Saro Thiruppathy writes about PM Boris Johnson’s resolve to see a ‘no deal’ Brexit through to its end

Alexander Boris de Pfeffel Johnson replaced Theresa May as Prime Minister of the UK on 23 July having garnered 92,153 votes from members of the Conservative Party compared to Jeremy Hunt who received only 46,656.

But what concerns many Britons is that he has been elected to the lofty post of premier by only 0.13 percent of the British electorate. Anyway, he proved wrong this self-deprecating prediction: “My chances of being PM are about as good as the chances of finding Elvis on Mars or my being reincarnated as an olive.”

The 55-year-old politician was born in the United States to British parents and until a few years ago, was a citizen of the US as well. He has worn many hats, having been an unreliable journalist who ran afoul of his editor at the Times of London and was sacked when he fabricated a quote.

This maverick politician served as MP for Uxbridge and South Ruislip from 2015 until his appointment as prime minister in July – he’d previously been the MP for Henley and was later the Mayor of London from 2008 to 2016.

Johnson was the foreign secretary in Theresa May’s cabinet from 2016 to 2018 but resigned in protest over the former premier’s handling of Brexit and the Chequers agreement. The latter is a government white paper, which outlines the post-Brexit relationship between the UK and EU.

Though he is seen as a controversial figure in the arenas of journalism and politics, some find him quite humorous – and in fact, a few traditional Tory voters seem to like him. But Johnson’s detractors consider him an elitist who supports cronyism – they label him as being dishonest, lazy and incompetent, as well as a bigot.

Even though he was fairly successful as London’s mayor especially during the 2012 Summer Olympics, many of Johnson’s peers and political analysts have expressed serious doubts about his capacity to lead the country through the turbulence that is Brexit.

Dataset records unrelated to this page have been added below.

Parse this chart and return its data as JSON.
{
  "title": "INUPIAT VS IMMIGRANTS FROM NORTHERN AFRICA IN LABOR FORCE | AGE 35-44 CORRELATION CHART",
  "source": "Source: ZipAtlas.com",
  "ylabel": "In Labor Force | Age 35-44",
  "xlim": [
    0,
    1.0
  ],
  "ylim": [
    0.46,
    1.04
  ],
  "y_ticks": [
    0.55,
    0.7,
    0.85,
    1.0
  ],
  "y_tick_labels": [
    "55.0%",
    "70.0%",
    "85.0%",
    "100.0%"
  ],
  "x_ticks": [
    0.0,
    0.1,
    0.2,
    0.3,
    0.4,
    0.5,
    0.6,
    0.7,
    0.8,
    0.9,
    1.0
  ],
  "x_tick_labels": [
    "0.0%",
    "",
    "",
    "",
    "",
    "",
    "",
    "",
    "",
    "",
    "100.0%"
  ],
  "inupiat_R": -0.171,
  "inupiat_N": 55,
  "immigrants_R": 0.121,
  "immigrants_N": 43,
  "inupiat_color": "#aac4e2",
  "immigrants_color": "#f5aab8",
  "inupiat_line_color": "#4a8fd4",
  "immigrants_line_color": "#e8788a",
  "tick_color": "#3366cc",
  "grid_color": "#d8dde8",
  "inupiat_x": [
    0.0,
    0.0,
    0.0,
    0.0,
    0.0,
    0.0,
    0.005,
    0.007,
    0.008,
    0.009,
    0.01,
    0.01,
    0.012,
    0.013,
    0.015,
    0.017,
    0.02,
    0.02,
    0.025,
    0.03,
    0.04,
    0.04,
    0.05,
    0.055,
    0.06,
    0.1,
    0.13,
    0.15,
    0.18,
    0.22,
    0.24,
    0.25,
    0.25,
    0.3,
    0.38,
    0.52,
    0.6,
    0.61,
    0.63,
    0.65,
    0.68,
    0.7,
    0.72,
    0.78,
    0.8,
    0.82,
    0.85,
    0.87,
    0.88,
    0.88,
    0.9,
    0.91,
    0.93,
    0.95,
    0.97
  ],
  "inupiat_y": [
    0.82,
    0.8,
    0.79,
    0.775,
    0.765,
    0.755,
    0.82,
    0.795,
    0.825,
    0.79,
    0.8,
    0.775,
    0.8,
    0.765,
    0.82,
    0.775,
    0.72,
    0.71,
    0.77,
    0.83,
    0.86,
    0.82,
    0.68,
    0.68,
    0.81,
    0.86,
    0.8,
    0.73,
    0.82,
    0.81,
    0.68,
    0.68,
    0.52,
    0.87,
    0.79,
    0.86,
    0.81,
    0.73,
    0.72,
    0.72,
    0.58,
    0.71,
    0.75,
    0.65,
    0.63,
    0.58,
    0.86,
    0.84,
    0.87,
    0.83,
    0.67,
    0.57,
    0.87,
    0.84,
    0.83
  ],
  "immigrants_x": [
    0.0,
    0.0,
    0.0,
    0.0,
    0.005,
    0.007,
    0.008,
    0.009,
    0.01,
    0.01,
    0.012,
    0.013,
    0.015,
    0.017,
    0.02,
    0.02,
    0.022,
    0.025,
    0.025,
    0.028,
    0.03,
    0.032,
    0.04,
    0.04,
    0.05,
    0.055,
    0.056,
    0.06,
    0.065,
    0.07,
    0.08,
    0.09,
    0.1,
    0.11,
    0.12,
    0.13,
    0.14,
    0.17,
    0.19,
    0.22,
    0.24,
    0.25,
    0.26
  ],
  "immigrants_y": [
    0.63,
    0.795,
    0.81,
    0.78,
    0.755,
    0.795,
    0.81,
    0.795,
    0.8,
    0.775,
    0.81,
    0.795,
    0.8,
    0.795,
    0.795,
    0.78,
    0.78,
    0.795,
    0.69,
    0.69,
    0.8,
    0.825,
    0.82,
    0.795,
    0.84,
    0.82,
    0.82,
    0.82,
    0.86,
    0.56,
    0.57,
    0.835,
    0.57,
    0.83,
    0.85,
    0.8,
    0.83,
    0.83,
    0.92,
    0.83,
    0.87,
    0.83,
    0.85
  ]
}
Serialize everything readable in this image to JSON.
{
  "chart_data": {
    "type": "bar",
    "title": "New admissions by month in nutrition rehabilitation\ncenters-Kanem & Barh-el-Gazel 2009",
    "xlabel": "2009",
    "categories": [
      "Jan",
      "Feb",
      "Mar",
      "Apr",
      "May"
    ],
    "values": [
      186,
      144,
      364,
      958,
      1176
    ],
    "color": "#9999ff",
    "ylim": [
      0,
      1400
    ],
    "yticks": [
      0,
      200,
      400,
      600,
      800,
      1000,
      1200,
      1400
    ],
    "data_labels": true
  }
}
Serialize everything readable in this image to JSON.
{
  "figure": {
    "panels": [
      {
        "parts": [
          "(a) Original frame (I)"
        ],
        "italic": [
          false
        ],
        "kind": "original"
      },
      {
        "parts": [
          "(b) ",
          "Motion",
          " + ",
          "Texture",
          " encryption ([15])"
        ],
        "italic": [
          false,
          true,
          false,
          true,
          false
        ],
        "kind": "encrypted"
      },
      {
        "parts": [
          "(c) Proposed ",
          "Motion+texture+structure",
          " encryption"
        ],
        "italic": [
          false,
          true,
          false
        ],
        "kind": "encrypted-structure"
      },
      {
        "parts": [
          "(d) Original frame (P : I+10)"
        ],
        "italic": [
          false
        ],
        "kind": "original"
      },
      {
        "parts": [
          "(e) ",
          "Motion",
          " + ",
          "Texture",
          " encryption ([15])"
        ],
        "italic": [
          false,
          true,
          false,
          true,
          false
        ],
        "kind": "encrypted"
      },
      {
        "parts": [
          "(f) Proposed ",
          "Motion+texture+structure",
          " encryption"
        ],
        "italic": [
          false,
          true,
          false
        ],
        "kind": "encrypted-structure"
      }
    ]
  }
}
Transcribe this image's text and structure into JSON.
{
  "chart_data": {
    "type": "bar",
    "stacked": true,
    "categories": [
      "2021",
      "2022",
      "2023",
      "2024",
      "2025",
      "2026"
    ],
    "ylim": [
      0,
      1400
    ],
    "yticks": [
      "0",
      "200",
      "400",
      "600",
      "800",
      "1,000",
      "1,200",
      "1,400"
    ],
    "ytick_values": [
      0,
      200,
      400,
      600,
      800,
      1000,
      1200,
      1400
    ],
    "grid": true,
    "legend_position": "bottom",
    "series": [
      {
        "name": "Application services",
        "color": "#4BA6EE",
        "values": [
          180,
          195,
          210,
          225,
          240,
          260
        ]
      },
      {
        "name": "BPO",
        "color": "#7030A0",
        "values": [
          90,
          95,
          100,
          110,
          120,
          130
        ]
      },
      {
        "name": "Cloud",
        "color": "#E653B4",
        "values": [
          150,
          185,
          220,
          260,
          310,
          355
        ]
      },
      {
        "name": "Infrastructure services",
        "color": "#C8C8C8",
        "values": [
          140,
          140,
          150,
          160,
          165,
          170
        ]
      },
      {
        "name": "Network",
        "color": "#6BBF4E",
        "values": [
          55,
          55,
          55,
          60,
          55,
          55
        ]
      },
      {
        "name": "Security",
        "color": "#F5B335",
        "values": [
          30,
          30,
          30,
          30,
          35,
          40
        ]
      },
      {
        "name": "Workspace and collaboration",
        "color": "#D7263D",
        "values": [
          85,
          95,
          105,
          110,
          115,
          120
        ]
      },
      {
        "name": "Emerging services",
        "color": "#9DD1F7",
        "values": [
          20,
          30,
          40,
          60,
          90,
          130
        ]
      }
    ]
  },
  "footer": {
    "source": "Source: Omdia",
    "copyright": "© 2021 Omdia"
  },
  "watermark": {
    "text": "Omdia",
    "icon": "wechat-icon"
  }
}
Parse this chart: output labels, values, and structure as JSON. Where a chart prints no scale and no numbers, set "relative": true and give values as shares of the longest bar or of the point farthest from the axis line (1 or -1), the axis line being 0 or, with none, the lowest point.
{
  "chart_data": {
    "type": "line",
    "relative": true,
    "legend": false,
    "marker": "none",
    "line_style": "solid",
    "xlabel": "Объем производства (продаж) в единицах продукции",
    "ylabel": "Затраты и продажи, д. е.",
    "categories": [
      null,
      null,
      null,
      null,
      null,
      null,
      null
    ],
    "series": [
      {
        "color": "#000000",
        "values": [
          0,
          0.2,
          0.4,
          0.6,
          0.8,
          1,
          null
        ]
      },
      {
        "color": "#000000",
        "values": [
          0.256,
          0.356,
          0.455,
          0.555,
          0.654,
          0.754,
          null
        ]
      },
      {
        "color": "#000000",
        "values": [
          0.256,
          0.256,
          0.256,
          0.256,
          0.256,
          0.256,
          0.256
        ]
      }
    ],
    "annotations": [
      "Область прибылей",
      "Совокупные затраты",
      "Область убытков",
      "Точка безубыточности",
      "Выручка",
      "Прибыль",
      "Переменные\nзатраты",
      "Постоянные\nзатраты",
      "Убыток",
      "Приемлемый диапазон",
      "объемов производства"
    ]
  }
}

CHALLENGES Johnson has plenty on his plate such as a ‘no deal’ Brexit on 31 October; Iran; 5G; his MPs who are facing sexual harassment charges; and managing the UK’s relations with the US. Running parallel to the complications with Brexit is the escalating crisis with Iran and safe passage for British ships through the Strait of Hormuz.

Johnson will need to work with the EU, which plans to set up a naval mission to escort ships through troubled waters, as well as the US in managing this problem. Unlike the United States, Britain continues to support the Joint Comprehensive Plan of Action, commonly known as the Iran nuclear deal, which it helped broker along with the permanent members of the UN Security Council and EU.

Johnson has his work cut out for him as the UK prepares to leave the EU at the end of October. Most Tory MPs favour a ‘no deal’ Brexit (i.e. no trade deal); and if he does try to appease EU sentiments, there’s a possibility that the PM could face dissent from within Tory ranks.

HARD BREXIT In his maiden speech as prime minister, Johnson told the House of Commons that “no country that values its independence and indeed its self-respect could agree to a treaty, which signed away our economic independence and self-government as this backstop does.”

The new premier informed MPs that he is committed to getting rid of the Irish backstop since it was “divisive” and “anti-democratic.” He added: “It poses that appalling choice to the British government and the British people – to the United Kingdom – of losing control of our trade, losing control of our regulations or else surrendering the government of the United Kingdom.”

Of course, the EU wasn’t amused and Michel Barnier, its chief Brexit negotiator, was critical of Johnson’s “combative” speech and rejected the latter’s demand to renegotiate the backstop in the withdrawal agreement that May had worked out with the European Union. The backstop lies at the heart of the problem for British lawmakers and is a key reason why the withdrawal agreement failed three times in parliament.

Barnier said that the EU is willing to “work constructively” within its own mandate. But binning the backstop, which was included at the insistence of the Irish government, was not acceptable.

THE BACKSTOP The withdrawal agreement provides for a 21 month transition period in the event that Brexit transpires before a future relationship has been reached. The Irish government wanted the backstop to be implemented during this period to ensure a seamless flow of goods and services between Northern Ireland and theIrish Republic.

It doesn’t want the reestablishment of a hard border between the north and south similar to what existed for decades during ‘The Troubles.’

But the House of Commons objected to the backstop because Northern Ireland would then continue to be part of the EU customs union and single market, and MPs felt that this would undermine the UK’s sovereignty. They have also objected to Britain remaining in the customs union and single market in the proposed transition period.

So if Brexit does take place in October without a deal that lays out the future relationship between the parties, Britain will trade under the laws of the WTO. If the UK goes into a general election thereafter, Johnson may be the third prime minister to be sent home as a result of this contentious process.

The clouds are gathering at speed over Great Britain.